Last month, a Dutch cybersecurity expert revealed that Chinese security contractor SenseNets left an active facial recognition database of over 2.5 million people in China's Xinjiang province exposed on the web. The massive security breach to Chinese citizens' privacy shows the disturbing extent to which the state is monitoring the public.

But it also served as a microcosm for another problem: the fact that American technology firms are aiding Chinese surveillance companies by providing expertise and technology, whether they know it or not. The SenseNets database contained exact GPS coordinates of the individuals in its system 24 hours a day. And, with facial recognition, it was able to match individuals with their national ID numbers, places of employment, and personal photos. Almost 33% of the 2.5 million tracked belonged to the Uighur minority ethnic group. The database was available on the internet for half a year before it was reported.

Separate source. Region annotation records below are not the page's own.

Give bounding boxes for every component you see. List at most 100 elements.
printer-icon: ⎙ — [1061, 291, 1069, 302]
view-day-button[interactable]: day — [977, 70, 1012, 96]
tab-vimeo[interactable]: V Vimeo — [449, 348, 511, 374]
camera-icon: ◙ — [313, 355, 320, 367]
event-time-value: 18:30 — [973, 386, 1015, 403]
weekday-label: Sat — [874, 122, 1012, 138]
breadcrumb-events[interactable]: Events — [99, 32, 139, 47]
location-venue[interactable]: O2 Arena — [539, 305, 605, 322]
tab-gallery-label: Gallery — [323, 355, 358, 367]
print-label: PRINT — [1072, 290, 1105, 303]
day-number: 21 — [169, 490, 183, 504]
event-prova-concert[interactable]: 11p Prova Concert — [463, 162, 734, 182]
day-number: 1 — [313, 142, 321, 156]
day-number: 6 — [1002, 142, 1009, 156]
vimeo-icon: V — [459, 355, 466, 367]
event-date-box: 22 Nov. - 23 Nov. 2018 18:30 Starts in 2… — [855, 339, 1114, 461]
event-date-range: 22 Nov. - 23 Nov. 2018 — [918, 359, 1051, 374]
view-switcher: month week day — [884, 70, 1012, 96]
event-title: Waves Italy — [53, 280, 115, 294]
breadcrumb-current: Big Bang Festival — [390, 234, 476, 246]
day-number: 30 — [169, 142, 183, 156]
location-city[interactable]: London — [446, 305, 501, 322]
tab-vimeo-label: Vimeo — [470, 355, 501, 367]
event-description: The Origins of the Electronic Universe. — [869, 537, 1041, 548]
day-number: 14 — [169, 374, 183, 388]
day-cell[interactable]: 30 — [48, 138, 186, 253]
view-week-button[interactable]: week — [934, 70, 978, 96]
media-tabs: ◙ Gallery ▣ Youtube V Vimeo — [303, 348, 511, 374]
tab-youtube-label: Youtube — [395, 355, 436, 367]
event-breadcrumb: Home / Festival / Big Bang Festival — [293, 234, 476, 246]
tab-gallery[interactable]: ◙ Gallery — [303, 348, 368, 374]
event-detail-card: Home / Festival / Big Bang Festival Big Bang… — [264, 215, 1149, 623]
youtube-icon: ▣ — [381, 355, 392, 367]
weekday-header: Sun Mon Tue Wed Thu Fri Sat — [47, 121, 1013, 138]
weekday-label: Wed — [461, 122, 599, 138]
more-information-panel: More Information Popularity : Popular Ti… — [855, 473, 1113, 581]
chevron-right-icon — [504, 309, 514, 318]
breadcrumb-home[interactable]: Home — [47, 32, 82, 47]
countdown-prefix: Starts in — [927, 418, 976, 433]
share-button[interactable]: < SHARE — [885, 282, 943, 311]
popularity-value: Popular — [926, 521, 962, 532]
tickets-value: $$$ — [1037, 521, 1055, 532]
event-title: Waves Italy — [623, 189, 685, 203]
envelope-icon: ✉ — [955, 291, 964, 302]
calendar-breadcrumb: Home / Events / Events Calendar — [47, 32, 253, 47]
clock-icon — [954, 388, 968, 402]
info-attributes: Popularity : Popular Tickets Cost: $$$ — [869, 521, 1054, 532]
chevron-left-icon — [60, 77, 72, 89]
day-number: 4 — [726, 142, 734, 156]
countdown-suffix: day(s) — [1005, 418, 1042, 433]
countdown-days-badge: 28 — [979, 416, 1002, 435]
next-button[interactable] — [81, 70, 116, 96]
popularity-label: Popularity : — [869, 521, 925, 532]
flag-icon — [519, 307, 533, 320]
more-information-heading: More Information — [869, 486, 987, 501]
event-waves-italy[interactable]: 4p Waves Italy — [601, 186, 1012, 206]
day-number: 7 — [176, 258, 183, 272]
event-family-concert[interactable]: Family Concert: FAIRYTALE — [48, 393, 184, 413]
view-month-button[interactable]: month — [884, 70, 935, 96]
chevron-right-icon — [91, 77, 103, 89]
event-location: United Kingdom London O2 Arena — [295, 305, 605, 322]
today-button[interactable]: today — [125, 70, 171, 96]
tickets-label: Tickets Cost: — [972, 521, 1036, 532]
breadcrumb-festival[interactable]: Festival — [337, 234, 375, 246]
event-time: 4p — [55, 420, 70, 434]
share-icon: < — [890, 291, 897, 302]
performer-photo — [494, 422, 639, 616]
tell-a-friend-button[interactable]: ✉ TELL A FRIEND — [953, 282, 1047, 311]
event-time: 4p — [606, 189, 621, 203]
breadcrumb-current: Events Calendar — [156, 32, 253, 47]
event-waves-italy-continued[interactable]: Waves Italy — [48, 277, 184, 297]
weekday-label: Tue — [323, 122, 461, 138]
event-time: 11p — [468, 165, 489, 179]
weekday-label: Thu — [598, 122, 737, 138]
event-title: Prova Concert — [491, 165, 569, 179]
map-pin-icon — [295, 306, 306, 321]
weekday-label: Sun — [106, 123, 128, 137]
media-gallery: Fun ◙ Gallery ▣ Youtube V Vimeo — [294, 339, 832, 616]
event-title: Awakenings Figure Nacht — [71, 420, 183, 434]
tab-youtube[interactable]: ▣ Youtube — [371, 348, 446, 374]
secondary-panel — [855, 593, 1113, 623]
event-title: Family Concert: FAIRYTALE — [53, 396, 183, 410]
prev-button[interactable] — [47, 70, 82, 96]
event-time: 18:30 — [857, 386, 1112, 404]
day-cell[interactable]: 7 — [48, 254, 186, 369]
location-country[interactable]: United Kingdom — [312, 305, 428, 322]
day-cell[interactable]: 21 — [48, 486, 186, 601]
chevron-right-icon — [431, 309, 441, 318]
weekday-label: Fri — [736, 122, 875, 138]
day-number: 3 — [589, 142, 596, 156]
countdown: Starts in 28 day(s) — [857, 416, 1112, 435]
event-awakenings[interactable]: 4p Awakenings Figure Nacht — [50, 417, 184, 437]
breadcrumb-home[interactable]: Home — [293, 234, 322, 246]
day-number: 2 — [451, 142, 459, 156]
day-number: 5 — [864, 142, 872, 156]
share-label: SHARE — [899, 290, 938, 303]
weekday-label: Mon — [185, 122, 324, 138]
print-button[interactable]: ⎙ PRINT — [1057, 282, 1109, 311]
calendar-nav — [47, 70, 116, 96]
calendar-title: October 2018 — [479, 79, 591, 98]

In February of last year, the Massachusetts Institute of Technology revealed a large research partnership with Chinese artificial-intelligence and facial-recognition leader SenseTime—the company that had a 49% stake in SenseNets and supplied the company with tech experts. Netposa, SenseNet's parent company, though based in China, has offices, investors, and investments in the U.S. The increasingly mutual relationship between entities in both countries raises glaring concerns about dual-use technology, or tech that has both civilian and military uses.